Exclusive: HSBC targets net zero emissions by 2050 and sets aside $ 1,000 billion in green funding
LONDON (Reuters) – HSBC will aim for net carbon emissions for all of its customers by 2050 at the latest and provide between $ 750 billion and $ 1,000 billion in financing to help customers make the transition, told Reuters chief executive Noel Quinn.
The pledge is the strongest statement from Europe’s largest bank on climate change to date, although it has faced criticism from some environmental groups for failing to take more immediate action to limit its funding. fossil fuels.
“COVID has been a wake-up call to all of us, including me personally. We have seen how fragile the global economy is in the face of a major event, in this case a health event, and it brings to mind the reality of what a major climate event could do, ”Quinn told Reuters in a report. video interview.
HSBC aims to achieve net zero emissions in its own operations by 2030, he added.
While other UK banks such as NatWest have already set similar net zero targets, HSBC’s goal of achieving this across its vast Asian-focused customer base is one of the most important commitments a global lender to date.
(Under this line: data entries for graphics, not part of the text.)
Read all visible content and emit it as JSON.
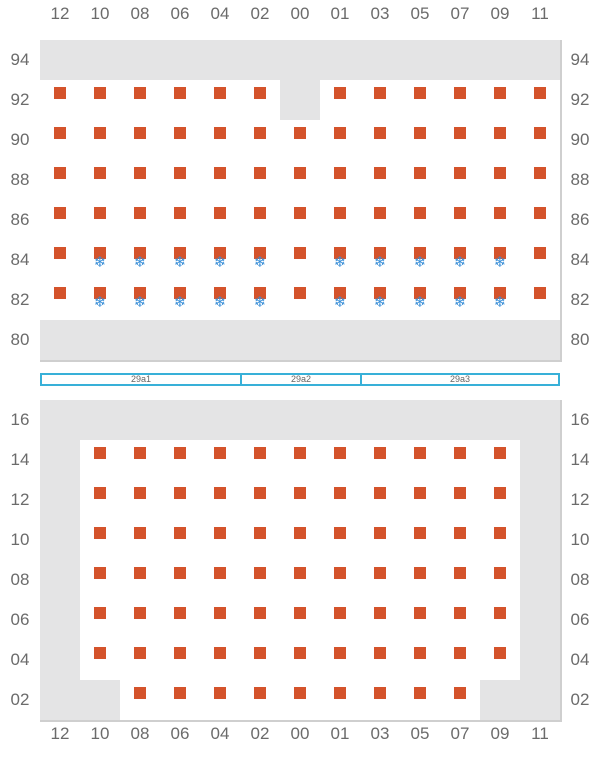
{
  "columns": [
    "12",
    "10",
    "08",
    "06",
    "04",
    "02",
    "00",
    "01",
    "03",
    "05",
    "07",
    "09",
    "11"
  ],
  "top_rows": [
    "94",
    "92",
    "90",
    "88",
    "86",
    "84",
    "82",
    "80"
  ],
  "bottom_rows": [
    "16",
    "14",
    "12",
    "10",
    "08",
    "06",
    "04",
    "02"
  ],
  "sections": [
    {
      "label": "29a1",
      "col_from": 0,
      "col_to": 4
    },
    {
      "label": "29a2",
      "col_from": 5,
      "col_to": 7
    },
    {
      "label": "29a3",
      "col_from": 8,
      "col_to": 12
    }
  ],
  "icons": {
    "marked": "marked-square-icon",
    "frozen": "snowflake-icon",
    "frozen_glyph": "❄"
  },
  "colors": {
    "marked": "#d4532b",
    "frozen": "#3a8fd8",
    "unavailable": "#e4e4e5",
    "section_border": "#38b0d8"
  },
  "top_grid": [
    "UUUUUUUUUUUUU",
    "MMMMMMUMMMMMM",
    "MMMMMMMMMMMMM",
    "MMMMMMMMMMMMM",
    "MMMMMMMMMMMMM",
    "MFFFFFMFFFFFM",
    "MFFFFFMFFFFFM",
    "UUUUUUUUUUUUU"
  ],
  "bottom_grid": [
    "UUUUUUUUUUUUU",
    "UMMMMMMMMMMMU",
    "UMMMMMMMMMMMU",
    "UMMMMMMMMMMMU",
    "UMMMMMMMMMMMU",
    "UMMMMMMMMMMMU",
    "UMMMMMMMMMMMU",
    "UUMMMMMMMMMUU"
  ]
}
However, the bank will be closely watched as to how quickly and comprehensively it pursues its new goals, which are primarily stated as targets rather than firm commitments.
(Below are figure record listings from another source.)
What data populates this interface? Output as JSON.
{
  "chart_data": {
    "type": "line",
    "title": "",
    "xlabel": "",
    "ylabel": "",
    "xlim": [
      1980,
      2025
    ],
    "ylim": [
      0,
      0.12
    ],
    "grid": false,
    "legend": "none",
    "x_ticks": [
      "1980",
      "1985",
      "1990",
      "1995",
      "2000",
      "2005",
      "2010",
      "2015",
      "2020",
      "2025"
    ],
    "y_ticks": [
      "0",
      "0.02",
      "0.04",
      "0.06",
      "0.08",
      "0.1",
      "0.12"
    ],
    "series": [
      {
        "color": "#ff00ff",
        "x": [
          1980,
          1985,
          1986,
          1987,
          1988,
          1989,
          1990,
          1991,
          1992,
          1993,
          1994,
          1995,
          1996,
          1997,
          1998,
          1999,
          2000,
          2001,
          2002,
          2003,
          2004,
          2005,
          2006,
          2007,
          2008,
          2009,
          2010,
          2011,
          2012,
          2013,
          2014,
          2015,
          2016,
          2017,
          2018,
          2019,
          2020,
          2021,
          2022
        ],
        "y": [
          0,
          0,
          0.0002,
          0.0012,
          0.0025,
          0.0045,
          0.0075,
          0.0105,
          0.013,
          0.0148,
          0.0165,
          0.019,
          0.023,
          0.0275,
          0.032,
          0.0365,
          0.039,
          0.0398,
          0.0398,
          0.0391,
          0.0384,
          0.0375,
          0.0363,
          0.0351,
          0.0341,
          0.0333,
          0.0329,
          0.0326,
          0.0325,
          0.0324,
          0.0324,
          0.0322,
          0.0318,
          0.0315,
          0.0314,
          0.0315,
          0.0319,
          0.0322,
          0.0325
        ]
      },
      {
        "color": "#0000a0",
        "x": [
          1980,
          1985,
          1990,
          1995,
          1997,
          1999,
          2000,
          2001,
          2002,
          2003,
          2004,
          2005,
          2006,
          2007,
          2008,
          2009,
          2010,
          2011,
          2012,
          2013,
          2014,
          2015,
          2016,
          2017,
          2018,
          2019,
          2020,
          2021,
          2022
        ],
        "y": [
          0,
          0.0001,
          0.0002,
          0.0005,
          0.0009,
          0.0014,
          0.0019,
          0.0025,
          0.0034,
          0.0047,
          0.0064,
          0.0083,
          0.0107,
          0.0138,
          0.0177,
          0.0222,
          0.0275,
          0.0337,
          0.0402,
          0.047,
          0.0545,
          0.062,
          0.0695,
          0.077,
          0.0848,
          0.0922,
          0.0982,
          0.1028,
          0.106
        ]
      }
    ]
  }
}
It will also need to be carefully scrutinized to determine whether it has given itself leeway to continue funding certain fossil fuel-related customers, especially in developing markets.
HSBC is under increasing pressure from activists, shareholders and politicians who claim it is contributing to climate change by funding projects that are harmful to the environment.
Quinn said the bank is focused on expanding its carbon transition policies focused on capital markets to a broader one encompassing all of its corporate and retail finance, asset management and banking activities. .
“What we have given to the market is the ambition that our total funding by 2050 be net of zero, it is a price or a much more important objective than choosing a sub-segment of our portfolio and to say ‘I’m not going to bank you’ because that’s not what the world needs, ”he said.
“That industry or that customer can then just go to Bank X, Bank Y, or Bank Z. They won’t have changed their business model. “
Critics said HSBC lags behind its peers in responding to the climate challenge and risks losing to competitors such as BNP Paribas, which are ahead of setting carbon reduction targets.
This week, Wall Street heavyweight JPMorgan became the latest bank to step up investment in clean energy and work towards net zero emissions by 2050, in line with the 2015 Paris Climate Agreement.
With many Asian customers directly connected or dependent on the coal sector – whose emissions are one of the main contributors to global warming – HSBC is in a relatively more difficult position.
He gave no details of plans to tighten his lending policy to the coal industry – still a key driver of many Asian economies – in a move likely to anger activists.
Instead, the bank said it would apply “a climate lens” to funding decisions and also continue to take into account “the unique conditions for our clients in developed and developing economies.”
Several lobby groups said they were disappointed the bank did not take more immediate action.
“The bare minimum would be to immediately exclude all companies with coal expansion plans and demand that others adopt a coal exit strategy, as BNP Paribas and many more serious banks have already done.” , said Lucie Pinson, Founder and Executive Director of Reclaim Finance. .
Adam McGibbon, UK energy finance activist at Market Forces, said the plan was “zero ambition, not ‘net zero ambition’. not their fluffy marketing.
Jeanne Martin, senior campaign manager at ShareAction, said that while welcome, the commitment to net zero by 2050 was “fast becoming the benchmark in the banking industry.”
“As Europe’s second-largest fossil fuel funder, we urge HSBC to embark on a global exit from coal and take immediate action to curb its fossil fuel financing.
The acceleration of financing plans, including infrastructure projects, equates to a seven-fold increase from HSBC’s last climate finance pledge of $ 100 billion, made in 2017, with investments making up the rest.
To help stakeholders on its journey to net zero, HSBC said it will use the Paris Agreement’s Scientific Capital Transition Assessment Tool (PACTA) and report regularly on progress.
Additionally, the bank said it would work with peers, central banks and industry bodies to help create “a globally consistent and sustainable standard” for measuring financed emissions and a “marketplace. functional carbon offset ”.
HSBC will also aim to invest $ 100 million in clean technology and donate an additional $ 100 million to climate innovation projects and renewable energy sources, alongside its previous commitment to fund a new natural capital project.